It's not that difficult to split 9 billion dollars.
You would think that it isn't, but unfortunately it is more complicated than that.
The owners want the percentage of gross revenue to the players towards salaries drastically reduced. A percentage that, by the way, the owners had agreed to in the first place.
However, as a player, its hard to agree to that if there is no intention of the owners to guarantee these contracts. This is the only major sport in America where a player can be released in the middle of a contract with little to no financial recourse for the ones who gave them the contract in the first place.
It is so much more convoluted than simply splitting up the money.
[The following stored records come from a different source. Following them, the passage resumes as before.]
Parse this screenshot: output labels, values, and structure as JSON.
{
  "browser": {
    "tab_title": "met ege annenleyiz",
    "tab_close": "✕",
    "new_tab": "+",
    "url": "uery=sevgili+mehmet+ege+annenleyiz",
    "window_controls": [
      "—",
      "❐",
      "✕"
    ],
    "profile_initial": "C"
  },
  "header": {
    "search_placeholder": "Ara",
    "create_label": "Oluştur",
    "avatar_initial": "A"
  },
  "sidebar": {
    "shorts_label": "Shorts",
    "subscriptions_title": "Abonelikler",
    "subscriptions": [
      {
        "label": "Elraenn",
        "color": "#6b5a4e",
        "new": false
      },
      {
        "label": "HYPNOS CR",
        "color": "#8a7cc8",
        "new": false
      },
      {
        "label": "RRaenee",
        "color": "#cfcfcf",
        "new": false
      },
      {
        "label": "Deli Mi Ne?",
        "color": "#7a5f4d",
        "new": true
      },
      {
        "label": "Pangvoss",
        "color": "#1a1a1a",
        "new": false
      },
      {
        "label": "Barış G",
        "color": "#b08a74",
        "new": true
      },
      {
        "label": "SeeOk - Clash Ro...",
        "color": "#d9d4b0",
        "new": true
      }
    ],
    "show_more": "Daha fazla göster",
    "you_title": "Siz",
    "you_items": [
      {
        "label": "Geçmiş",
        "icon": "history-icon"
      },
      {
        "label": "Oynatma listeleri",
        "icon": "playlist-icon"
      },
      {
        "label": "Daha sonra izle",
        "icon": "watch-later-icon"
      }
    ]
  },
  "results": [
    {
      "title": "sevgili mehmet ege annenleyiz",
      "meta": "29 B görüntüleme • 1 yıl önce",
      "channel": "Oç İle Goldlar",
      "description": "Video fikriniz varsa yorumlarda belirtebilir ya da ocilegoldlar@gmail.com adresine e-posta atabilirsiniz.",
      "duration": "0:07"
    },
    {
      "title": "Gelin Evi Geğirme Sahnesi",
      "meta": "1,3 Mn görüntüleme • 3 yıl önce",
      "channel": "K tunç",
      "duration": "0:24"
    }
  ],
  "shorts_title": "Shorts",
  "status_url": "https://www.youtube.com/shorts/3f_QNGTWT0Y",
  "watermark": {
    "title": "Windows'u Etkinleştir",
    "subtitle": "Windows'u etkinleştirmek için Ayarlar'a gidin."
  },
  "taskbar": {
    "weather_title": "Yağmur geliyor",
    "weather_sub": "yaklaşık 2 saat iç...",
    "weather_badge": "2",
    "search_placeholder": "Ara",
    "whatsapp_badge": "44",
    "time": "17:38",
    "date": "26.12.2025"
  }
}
What is happening is that you are having a faction of owners who are turning against other owners, because the monies that the poorer teams receive via revenue sharing are not being used to enhanced the product on the field. That money is being used by those owners to line their own coffers, which was never the intent of revenue sharing in the first place.
If it sounds like I am siding with the players on this, I absolutely am. They did not go on strike, they got locked out.
And the reason for the lockout is because the owners can't stop themselves from spending. They can't police themselves, so they tell everyone that the current CBA is simply not working. Well, its a CBA that the owners agreed to.
They are crying poverty, and that they can't afford to pay the players like they used to, well, where is all the revenue sharing money going to?
This is why the players filed the lawsuit. They want the books opened up, and that is the absolute last thing that the owners want to happen right now.
The health care for retired players is absolutely deplorable, the owners tried to be very shady with their TV deals this year, where thankfully a judge blocked that, and there is a published report that states that Direct TV will still pay the owners even if there is a season long lockout this year.